Soil and Your Health
June 27, 2023
“The soil is the great connector of life, the source and destination of all. It is the healer and restorer and resurrector, by which disease passes into health, age into youth, death into life.” Wendell Berry The Unsettling of America
This article was inspired by a conversation with a neighbor. She asked me “What do you think of human composting?” Also called green burial or natural organic reduction, this is a process where the body is laid in a bed of wood chips, alfalfa, straw and other organic materials and allowed to decompose naturally, which takes about 8-12 weeks. While writing this article I found out it's actually illegal in all but the 6 states of California, Washington, Oregon, Vermont, Colorado and New York. After 2-3 months of composting the body, one cubic yard of soil remains—around 10 standard wheelbarrows worth. Decomposing our body in this way allows our death to bring about new life, returning nutrients to the soil.

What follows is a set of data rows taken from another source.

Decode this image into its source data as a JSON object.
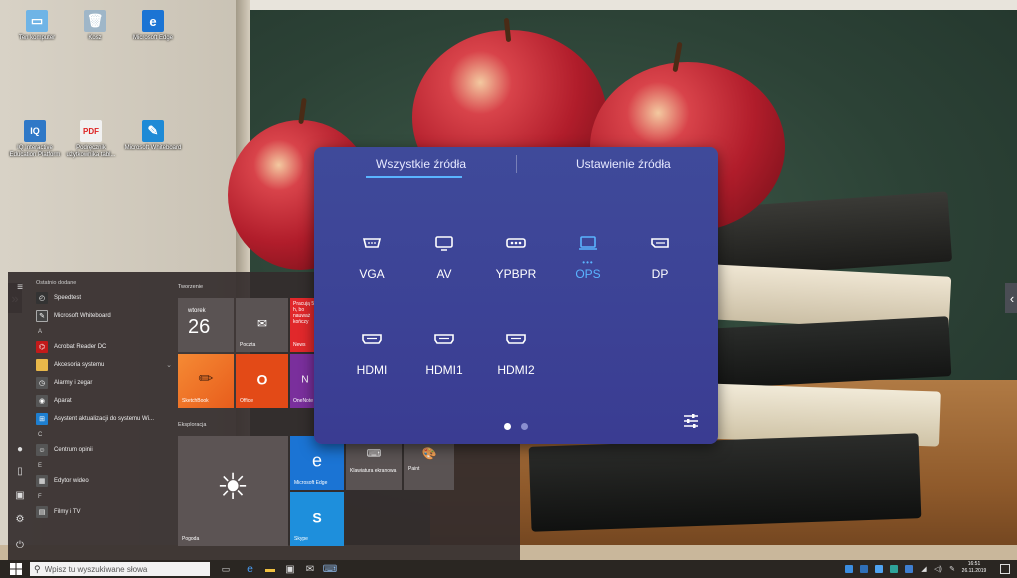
{
  "desktop": {
    "icons": [
      {
        "label": "Ten komputer"
      },
      {
        "label": "Kosz"
      },
      {
        "label": "Microsoft Edge"
      },
      {
        "label": "IQ Interactive Education Platform"
      },
      {
        "label": "Podręcznik użytkownika tabl..."
      },
      {
        "label": "Microsoft Whiteboard"
      }
    ]
  },
  "start_menu": {
    "recent_header": "Ostatnio dodane",
    "apps": {
      "speedtest": "Speedtest",
      "whiteboard": "Microsoft Whiteboard",
      "letter_a": "A",
      "acrobat": "Acrobat Reader DC",
      "accessories": "Akcesoria systemu",
      "alarms": "Alarmy i zegar",
      "camera": "Aparat",
      "update_assistant": "Asystent aktualizacji do systemu Wi...",
      "letter_c": "C",
      "feedback": "Centrum opinii",
      "letter_e": "E",
      "video_editor": "Edytor wideo",
      "letter_f": "F",
      "movies": "Filmy i TV"
    },
    "groups": {
      "create": "Tworzenie",
      "explore": "Eksploracja"
    },
    "tiles": {
      "calendar_day": "wtorek",
      "calendar_date": "26",
      "mail": "Poczta",
      "news": "News",
      "news_text": "Pracują 5,5 h, bo nauważ kończy",
      "sketchbook": "SketchBook",
      "office": "Office",
      "onenote": "OneNote",
      "weather": "Pogoda",
      "edge": "Microsoft Edge",
      "keyboard": "Klawiatura ekranowa",
      "paint": "Paint",
      "skype": "Skype"
    }
  },
  "source_dialog": {
    "tabs": [
      {
        "label": "Wszystkie źródła",
        "active": true
      },
      {
        "label": "Ustawienie źródła",
        "active": false
      }
    ],
    "sources": [
      {
        "label": "VGA",
        "icon": "vga-icon"
      },
      {
        "label": "AV",
        "icon": "av-icon"
      },
      {
        "label": "YPBPR",
        "icon": "ypbpr-icon"
      },
      {
        "label": "OPS",
        "icon": "ops-icon",
        "selected": true,
        "indicator": "•••"
      },
      {
        "label": "DP",
        "icon": "dp-icon"
      },
      {
        "label": "HDMI",
        "icon": "hdmi-icon"
      },
      {
        "label": "HDMI1",
        "icon": "hdmi-icon"
      },
      {
        "label": "HDMI2",
        "icon": "hdmi-icon"
      }
    ],
    "page_current": 1,
    "page_count": 2,
    "accent_color": "#5ab4ff"
  },
  "taskbar": {
    "search_placeholder": "Wpisz tu wyszukiwane słowa",
    "time": "16:51",
    "date": "26.11.2019"
  }
}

Lacquered wood and metal caskets, often interred in a plastic or cement vault, were popularized in the early 1800s to prevent grave robbing. These coffins and embalming fluids require immense resources, and inhibit nutrients from returning to the soil. The body’s transformation into soil is natural and beautiful, just as all bodies will transform back into soil. The soil is full of life, and is alive itself. It is also a final resting place and grave. The exchange goes on and on, round and round, the Wheel of Life rising out of the soil, descending into it, through the bodies of creatures.
I watch our soil change with the seasons. Full of nutrients and life in the spring, after a winter of rain and rest. A fresh dressing of cow, horse, and chicken manures. Full of earthworms, fungi, and thousands of microbes. As spring turns to summer the soil begins to dry out from lack of rain , rising temperatures, and incessant wind here on the coast. In late fall the fruit trees start losing their leaves, laying down a blanket of rich debris to protect the soil during winter. Winter, a time of raging Pacific storms bringing heavy rains.

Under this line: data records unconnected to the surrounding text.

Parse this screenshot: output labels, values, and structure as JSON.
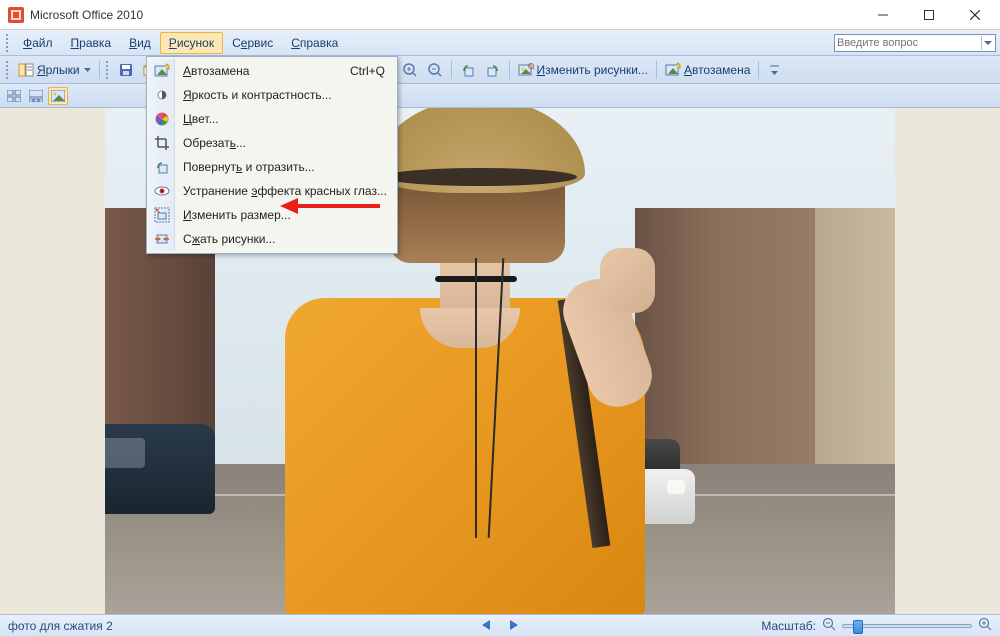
{
  "titlebar": {
    "title": "Microsoft Office 2010"
  },
  "menubar": {
    "items": [
      {
        "pre": "",
        "ul": "Ф",
        "post": "айл"
      },
      {
        "pre": "",
        "ul": "П",
        "post": "равка"
      },
      {
        "pre": "",
        "ul": "В",
        "post": "ид"
      },
      {
        "pre": "",
        "ul": "Р",
        "post": "исунок"
      },
      {
        "pre": "С",
        "ul": "е",
        "post": "рвис"
      },
      {
        "pre": "",
        "ul": "С",
        "post": "правка"
      }
    ],
    "help_placeholder": "Введите вопрос"
  },
  "toolbar": {
    "shortcuts_label": {
      "pre": "",
      "ul": "Я",
      "post": "рлыки"
    },
    "edit_pictures_label": {
      "pre": "",
      "ul": "И",
      "post": "зменить рисунки..."
    },
    "autocorrect_label": {
      "pre": "",
      "ul": "А",
      "post": "втозамена"
    }
  },
  "dropdown": {
    "items": [
      {
        "icon": "autocorrect",
        "pre": "",
        "ul": "А",
        "post": "втозамена",
        "shortcut": "Ctrl+Q"
      },
      {
        "icon": "brightness",
        "pre": "",
        "ul": "Я",
        "post": "ркость и контрастность..."
      },
      {
        "icon": "color",
        "pre": "",
        "ul": "Ц",
        "post": "вет..."
      },
      {
        "icon": "crop",
        "pre": "Обрезат",
        "ul": "ь",
        "post": "..."
      },
      {
        "icon": "rotate",
        "pre": "Повернут",
        "ul": "ь",
        "post": " и отразить..."
      },
      {
        "icon": "redeye",
        "pre": "Устранение ",
        "ul": "э",
        "post": "ффекта красных глаз..."
      },
      {
        "icon": "resize",
        "pre": "",
        "ul": "И",
        "post": "зменить размер..."
      },
      {
        "icon": "compress",
        "pre": "С",
        "ul": "ж",
        "post": "ать рисунки..."
      }
    ]
  },
  "statusbar": {
    "filename": "фото для сжатия 2",
    "zoom_label": "Масштаб:"
  }
}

We have very heavy dense soil here on our homestead as we are located in the foothills flood plain of the Santa Cruz mountains. This particular property used to be a gravel road to the farm behind. The soil was compacted so badly we couldn’t even get a shovel in to dig. One of our biggest tasks is rebuilding a healthy soil structure. When a tree falls on our property we mulch it and put it back on the earth. We have a worm composting area, 2 structures made of recycled pallets for yard and garden clippings, as well as a tumbler for food scraps. We keep this kitchen waste in a sealed tumbler to prevent rodents from feasting on it. Healthy soil regulates moisture, sequesters carbon, and provides habitat and food for hundreds of thousands of plants, animals, fungi, worms, microorganisms. The soil can only become healthy by things being continually eaten and broken down by other bodies.
Everything is food for something else. My teacher in India, Swami Premananda, always says this. No matter how many times something is eaten and broken down, it exists just to be food for something else. In this way, the soil is life and a grave at the same time. According to the United States Environmental Protection Agency (EPA), about 55 percent of all garbage in the U.S. is buried in landfills, more than 139 million tons. Next time you throw something into your trash bin, imagine it buried in the earth.
Or better yet, next time you reach for something to buy, I mean anything…clothes, food wrapped in packaging at the grocery store, home goods, etc. imagine your hands burying it in the earth and then ask yourself again do I really need this? Or do I want this to ultimately be buried in the earth. Think of the material goods you once yearned for years back. Fill in the blank with the endless goods out there on the market. Where are those things now? The average landfill size is 600 acres. With over 3,000 active landfills in the United States, as much as 1,800,000 acres of habitat have been lost. We are literally destroying habitat to bury our trash.
While the household recycling and composting rates have increased over the last 60 years, we need to continue making progress to become better stewards of the land and reduce our footprint on this earth. The health of our soil is crucial for maintaining healthy ecosystems and growing nourishing food. We have all heard the verse from Genesis “ashes to ashes, earth to earth.” It is not only a call to awaken our humility but also an acknowledgement of the literal elemental matter from which we are made and will one day return.
Without proper care for the land we can have no community, because without proper care for it we will have no life.